Asked why so many students are out of school, Polis said some districts are “just not as far along” in their planning. He has urged parents to take advantage of school choice if they don’t like what their own district is offering.
But school districts have changed their plans so rapidly in the final weeks that even the state education department is struggling to keep track. Parents, in turn, have delayed their own decisions, making it harder for school districts to plan. And even into August, the trends in El Paso County — more than 100 cases per 100,000 residents and test positivity above 5% — caused several school districts there, including Falcon 49, to announce a remote start after planning all summer for full-time school.
“Many of our districts are taking baby steps to get back into school,” said Anthes, the education commissioner. “We have to realize not every district has the exact same buildings, the same number of teachers, the exact same square footage of a classroom. All of these things mean we have to allow some local decision-making.”
In Roaring Fork, Stein said he believes in local control but the pandemic calls for a different approach.
“A crisis like this demands more centralization,” he said.
State officials are working on clearer metrics for when it is safe for school to be in session, but at the August State Board of Education meeting, Anthes acknowledged guidance was “not exactly imminent.”
Meanwhile, COVID has already forced students in a half-dozen districts to online learning just as school was beginning. In Fort Lupton in Weld County, a student in one high school cohort tested positive, followed by one in the second cohort, closing the entire high school for two weeks. Each cohort had more than 200 students. If the cohorts had been smaller, the school might have stayed open, but state guidelines have no cap.

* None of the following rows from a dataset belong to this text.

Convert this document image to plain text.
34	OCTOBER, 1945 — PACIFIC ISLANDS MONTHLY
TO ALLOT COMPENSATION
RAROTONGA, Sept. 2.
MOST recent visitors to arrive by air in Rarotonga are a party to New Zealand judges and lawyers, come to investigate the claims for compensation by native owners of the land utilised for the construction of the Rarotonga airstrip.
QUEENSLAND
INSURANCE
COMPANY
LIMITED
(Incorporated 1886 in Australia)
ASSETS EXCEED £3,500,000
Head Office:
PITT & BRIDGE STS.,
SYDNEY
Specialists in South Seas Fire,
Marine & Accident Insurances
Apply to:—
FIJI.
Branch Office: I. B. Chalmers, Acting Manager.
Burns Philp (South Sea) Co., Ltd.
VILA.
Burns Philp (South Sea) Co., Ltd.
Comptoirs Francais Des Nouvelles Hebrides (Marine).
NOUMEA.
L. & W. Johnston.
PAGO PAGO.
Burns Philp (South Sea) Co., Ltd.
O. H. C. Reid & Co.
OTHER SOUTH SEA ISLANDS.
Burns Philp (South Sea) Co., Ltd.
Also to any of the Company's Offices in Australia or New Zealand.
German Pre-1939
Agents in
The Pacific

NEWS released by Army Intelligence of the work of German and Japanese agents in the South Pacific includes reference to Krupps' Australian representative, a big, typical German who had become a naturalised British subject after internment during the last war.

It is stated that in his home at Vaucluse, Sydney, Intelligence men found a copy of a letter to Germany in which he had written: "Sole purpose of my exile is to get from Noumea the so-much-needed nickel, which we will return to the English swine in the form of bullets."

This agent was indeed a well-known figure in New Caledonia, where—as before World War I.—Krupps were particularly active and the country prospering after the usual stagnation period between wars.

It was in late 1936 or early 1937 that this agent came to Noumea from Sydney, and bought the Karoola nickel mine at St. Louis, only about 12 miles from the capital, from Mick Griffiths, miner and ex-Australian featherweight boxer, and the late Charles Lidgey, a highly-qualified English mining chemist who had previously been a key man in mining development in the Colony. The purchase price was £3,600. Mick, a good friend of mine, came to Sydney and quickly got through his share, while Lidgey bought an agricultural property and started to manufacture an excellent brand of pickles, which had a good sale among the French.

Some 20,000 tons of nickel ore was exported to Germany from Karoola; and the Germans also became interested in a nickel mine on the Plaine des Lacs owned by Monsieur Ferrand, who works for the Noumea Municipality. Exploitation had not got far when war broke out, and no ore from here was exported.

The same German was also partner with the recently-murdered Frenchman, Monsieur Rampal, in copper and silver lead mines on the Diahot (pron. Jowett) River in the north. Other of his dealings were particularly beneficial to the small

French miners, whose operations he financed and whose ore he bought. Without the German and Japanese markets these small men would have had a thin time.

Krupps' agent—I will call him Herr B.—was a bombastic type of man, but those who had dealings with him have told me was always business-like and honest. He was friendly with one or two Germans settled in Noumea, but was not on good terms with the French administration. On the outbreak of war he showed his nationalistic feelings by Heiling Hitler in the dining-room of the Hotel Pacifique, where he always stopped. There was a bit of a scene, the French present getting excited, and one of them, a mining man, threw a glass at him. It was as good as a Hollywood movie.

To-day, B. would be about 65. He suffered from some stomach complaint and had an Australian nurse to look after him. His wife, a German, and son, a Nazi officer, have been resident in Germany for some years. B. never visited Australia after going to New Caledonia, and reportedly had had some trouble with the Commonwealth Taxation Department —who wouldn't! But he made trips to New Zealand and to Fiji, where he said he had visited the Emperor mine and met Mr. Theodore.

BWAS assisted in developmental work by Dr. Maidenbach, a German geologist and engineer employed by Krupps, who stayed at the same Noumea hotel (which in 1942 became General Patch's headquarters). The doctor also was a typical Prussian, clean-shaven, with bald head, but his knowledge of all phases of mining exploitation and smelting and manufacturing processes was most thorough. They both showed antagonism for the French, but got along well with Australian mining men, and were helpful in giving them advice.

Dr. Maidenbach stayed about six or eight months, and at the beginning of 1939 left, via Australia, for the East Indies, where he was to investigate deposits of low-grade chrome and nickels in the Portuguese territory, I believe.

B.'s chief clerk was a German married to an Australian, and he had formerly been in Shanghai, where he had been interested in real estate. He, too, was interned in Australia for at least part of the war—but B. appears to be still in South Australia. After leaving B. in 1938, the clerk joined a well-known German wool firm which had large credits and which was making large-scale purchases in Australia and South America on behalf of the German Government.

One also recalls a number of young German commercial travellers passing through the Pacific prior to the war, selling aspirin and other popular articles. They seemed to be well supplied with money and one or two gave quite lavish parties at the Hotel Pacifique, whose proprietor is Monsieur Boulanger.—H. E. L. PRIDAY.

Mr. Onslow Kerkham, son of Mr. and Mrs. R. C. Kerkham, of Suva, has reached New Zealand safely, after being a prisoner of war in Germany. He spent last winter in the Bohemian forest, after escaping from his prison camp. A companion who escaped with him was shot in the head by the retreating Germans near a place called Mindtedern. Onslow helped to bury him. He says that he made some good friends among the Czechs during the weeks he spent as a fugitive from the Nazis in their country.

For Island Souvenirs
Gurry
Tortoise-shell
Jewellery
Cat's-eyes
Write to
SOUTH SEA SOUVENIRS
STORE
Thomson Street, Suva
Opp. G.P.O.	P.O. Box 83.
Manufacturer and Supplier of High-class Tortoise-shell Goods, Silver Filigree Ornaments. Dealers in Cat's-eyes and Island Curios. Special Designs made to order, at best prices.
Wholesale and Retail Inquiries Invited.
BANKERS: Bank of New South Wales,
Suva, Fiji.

“Districts have to learn and see what happens when you have a big cohort,” Anthes said. “That means you have to shut everything down. We would hope that maybe as they come back they could make those cohorts smaller.”
Many districts starting online are also straining to get ready. Some, including Denver, don’t have enough laptops for all students. The state online school, used by many smaller districts, is scrambling to hire enough teachers to meet demand from a last-minute surge in requests.

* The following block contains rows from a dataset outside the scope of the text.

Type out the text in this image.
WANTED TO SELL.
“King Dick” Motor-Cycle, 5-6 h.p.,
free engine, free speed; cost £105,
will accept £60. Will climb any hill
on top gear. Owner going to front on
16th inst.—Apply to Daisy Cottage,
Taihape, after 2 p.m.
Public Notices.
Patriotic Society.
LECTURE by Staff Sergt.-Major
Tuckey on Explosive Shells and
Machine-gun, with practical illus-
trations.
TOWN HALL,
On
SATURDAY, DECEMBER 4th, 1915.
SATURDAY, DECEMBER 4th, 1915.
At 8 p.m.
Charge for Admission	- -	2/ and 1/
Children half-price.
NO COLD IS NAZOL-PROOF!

Asked if Polis could have done more to support the return to school, spokesman Conor Cahill pointed to the existing state guidance, as well as the governor’s promise to provide every teacher one medical-grade mask each week. The state currently has enough supply to last 10 weeks.
“The governor’s priority has always been the health, safety, and well-being of Coloradans,” he said, “and that includes ensuring that our schoolchildren are able to learn, whether the school is remote or in-person.”